The lawsuit is the latest round in a bitter feud between the generative AI (genAI) start-up and the world's richest man, who sued OpenAI last year, accusing the company of betraying its founding mission.
In its countersuit, the company alleges Musk "made it his project to take down OpenAI, and to build a direct competitor that would seize the technological lead -- not for humanity but for Elon Musk."
Musk founded his own genAI startup, xAI, in 2023, and has invested tens of billions of dollars to compete with OpenAI and the other major AI players.
OpenAI was established in December 2015 as a nonprofit research lab with the mission of ensuring that artificial general intelligence (AGI) -- the term used for human-level AI -- would "benefit all humanity."
Musk was among its initial backers alongside CEO Sam Altman, giving a key investment to get the project up and running.
According to the counterclaims, Musk's involvement was short-lived.
The filing alleges that in 2018, Musk departed after OpenAI's leadership refused "to bow to Musk's demands for control of the enterprise or, alternatively, its absorption into Musk's electric car company, Tesla."
OpenAI also contends that Musk never fulfilled his financial commitment to the organization, delivering "not even close" to a promised $1 billion.
The company is now valued at $300 billion after its latest funding round of $40 billion, the biggest capital-raising session ever for a startup.
OpenAI claims that Musk's assault has included press attacks and malicious campaigns broadcast to Musk's more than 200 million followers on X, the platform he owns, as well as "a sham bid for OpenAI's assets."
The legal battle between Altman and Musk has intensified amid OpenAI's plans for a restructuring that would transform the company into a public benefit corporation while maintaining the nonprofit parent organization.

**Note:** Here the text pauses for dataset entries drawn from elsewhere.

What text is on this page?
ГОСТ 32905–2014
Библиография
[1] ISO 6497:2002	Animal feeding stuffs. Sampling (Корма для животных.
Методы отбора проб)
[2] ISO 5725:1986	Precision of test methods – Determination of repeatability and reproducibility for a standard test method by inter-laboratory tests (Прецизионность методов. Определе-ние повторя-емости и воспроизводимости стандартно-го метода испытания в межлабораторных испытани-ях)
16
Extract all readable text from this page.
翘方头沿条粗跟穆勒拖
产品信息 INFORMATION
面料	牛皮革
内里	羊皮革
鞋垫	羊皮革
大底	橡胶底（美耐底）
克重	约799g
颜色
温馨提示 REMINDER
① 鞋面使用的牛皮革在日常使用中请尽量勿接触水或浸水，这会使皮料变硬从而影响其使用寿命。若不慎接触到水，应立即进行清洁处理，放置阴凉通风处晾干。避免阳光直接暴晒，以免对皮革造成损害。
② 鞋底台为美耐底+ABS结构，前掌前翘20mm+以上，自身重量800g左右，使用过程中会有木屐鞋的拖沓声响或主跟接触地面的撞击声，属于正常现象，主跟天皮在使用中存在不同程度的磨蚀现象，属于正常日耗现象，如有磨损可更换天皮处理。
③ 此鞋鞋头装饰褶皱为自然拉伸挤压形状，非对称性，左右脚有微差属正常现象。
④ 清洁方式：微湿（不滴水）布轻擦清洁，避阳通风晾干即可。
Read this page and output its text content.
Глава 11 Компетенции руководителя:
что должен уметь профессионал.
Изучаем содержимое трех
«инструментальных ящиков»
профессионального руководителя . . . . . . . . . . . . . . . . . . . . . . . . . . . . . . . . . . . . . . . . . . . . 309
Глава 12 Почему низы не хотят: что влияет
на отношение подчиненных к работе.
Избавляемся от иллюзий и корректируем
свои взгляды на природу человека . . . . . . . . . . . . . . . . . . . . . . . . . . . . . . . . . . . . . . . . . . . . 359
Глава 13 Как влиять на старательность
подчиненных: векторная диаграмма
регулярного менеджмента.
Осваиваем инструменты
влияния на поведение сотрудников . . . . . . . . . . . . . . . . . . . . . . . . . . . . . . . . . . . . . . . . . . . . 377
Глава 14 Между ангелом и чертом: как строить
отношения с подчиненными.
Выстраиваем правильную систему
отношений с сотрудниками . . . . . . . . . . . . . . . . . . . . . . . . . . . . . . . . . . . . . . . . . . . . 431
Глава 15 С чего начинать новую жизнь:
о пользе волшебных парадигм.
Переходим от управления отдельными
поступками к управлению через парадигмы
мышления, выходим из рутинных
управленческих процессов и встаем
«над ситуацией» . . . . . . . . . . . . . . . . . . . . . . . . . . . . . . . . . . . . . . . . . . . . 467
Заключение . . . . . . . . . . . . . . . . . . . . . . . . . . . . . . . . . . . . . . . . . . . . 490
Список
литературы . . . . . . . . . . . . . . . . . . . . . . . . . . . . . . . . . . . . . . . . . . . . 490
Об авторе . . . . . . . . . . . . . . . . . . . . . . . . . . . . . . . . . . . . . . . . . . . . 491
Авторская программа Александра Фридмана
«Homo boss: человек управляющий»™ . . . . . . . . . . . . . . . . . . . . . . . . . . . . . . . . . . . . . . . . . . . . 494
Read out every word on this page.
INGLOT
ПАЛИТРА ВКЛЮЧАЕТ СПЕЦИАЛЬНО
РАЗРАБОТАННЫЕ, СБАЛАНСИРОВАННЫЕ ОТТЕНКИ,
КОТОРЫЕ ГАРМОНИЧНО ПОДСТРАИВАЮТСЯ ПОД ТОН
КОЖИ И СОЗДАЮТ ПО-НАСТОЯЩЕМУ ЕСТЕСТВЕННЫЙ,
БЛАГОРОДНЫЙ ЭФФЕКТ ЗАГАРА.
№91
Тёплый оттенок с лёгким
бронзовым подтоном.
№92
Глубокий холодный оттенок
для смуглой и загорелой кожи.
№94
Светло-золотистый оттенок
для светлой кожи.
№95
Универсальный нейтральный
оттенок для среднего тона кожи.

OpenAI claims Musk is deliberately misrepresenting this move as a full conversion from nonprofit to for-profit status.
The AI lab is seeking an injunction to halt Musk's "further unlawful and unfair action" and compensation for damages allegedly caused by his actions.
OpenAI on Monday said it raised $40 billion in a new funding round that valued the ChatGPT maker at $300 billion, the biggest capital-raising session ever for a startup.